As emergency crews responded to one shooting, grieving relatives on the West Side join activists one day after 19-year-old Alexander Mayo was shot near 13th and Avers.It is a familiar strategy among anti-violence activists. In the aftermath of a killing, they march through the neighborhood calling for peace and hoping to stop retaliatory violence.
"If you met him you would love him," said Jereka Taylor, victim's cousin.
Activists with Ceasefire say their methods have been successful in limiting violence in many neighborhoods. And Chicago police say their strategies have helped lower the homicide rate 26 percent so far this year.
Nevertheless, they are starting a new experimental strategy: delivering letters to a small group of young people they believe are most likely targets of future violence.

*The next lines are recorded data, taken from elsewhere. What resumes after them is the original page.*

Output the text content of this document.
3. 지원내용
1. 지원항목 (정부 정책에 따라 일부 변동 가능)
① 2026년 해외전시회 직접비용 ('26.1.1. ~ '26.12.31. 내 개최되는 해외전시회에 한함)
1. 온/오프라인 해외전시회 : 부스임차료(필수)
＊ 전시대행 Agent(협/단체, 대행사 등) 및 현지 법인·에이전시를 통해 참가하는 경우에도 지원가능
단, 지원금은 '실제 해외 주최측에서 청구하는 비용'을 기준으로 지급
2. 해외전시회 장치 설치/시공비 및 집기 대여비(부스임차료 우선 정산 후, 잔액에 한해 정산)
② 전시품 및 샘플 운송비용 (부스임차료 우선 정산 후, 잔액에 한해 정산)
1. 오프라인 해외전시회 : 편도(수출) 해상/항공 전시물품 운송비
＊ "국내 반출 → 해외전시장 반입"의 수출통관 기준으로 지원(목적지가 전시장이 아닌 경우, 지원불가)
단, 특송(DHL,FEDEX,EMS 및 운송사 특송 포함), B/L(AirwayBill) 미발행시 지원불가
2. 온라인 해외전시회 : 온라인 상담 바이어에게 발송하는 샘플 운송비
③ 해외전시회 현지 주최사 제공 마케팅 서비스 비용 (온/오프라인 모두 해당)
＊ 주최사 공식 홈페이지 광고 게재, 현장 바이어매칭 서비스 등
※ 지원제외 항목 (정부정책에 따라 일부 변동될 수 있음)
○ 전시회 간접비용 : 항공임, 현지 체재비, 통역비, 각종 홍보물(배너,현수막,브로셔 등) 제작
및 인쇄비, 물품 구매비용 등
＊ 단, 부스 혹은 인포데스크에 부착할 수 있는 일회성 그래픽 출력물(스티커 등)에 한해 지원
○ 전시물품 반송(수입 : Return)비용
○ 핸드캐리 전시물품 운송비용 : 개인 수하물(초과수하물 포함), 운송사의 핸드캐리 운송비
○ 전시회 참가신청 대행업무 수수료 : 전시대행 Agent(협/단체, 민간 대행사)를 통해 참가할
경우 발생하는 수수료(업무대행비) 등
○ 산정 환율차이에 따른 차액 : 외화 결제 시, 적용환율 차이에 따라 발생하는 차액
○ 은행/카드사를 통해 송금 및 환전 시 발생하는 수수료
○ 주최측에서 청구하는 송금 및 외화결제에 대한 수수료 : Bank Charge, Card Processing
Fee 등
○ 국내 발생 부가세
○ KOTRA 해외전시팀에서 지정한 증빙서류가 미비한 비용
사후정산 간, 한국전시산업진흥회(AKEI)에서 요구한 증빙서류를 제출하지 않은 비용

The list of 400 Chicagoans was developed by a Yale professor who studied murders on Chicago's West Side.
He found those involved in previous gun violence were 4 times more likely to be involved again. And those arrested with a gun were twice as likely to be targets.
So police are warning them before it's too late.
"We're telling them they are likely to be a victim, get out of the network they're in," said Chicago Police Superintendent Garry McCarthy.
The superintendent says the letters also come with a warning: if they are arrested again, they will be prosecuted to the fullest extent of the law.
"If the police got a strategy, why not? If it's gonna stop somebody else from getting killed," said Rev. Robin Hood, Ceasefire.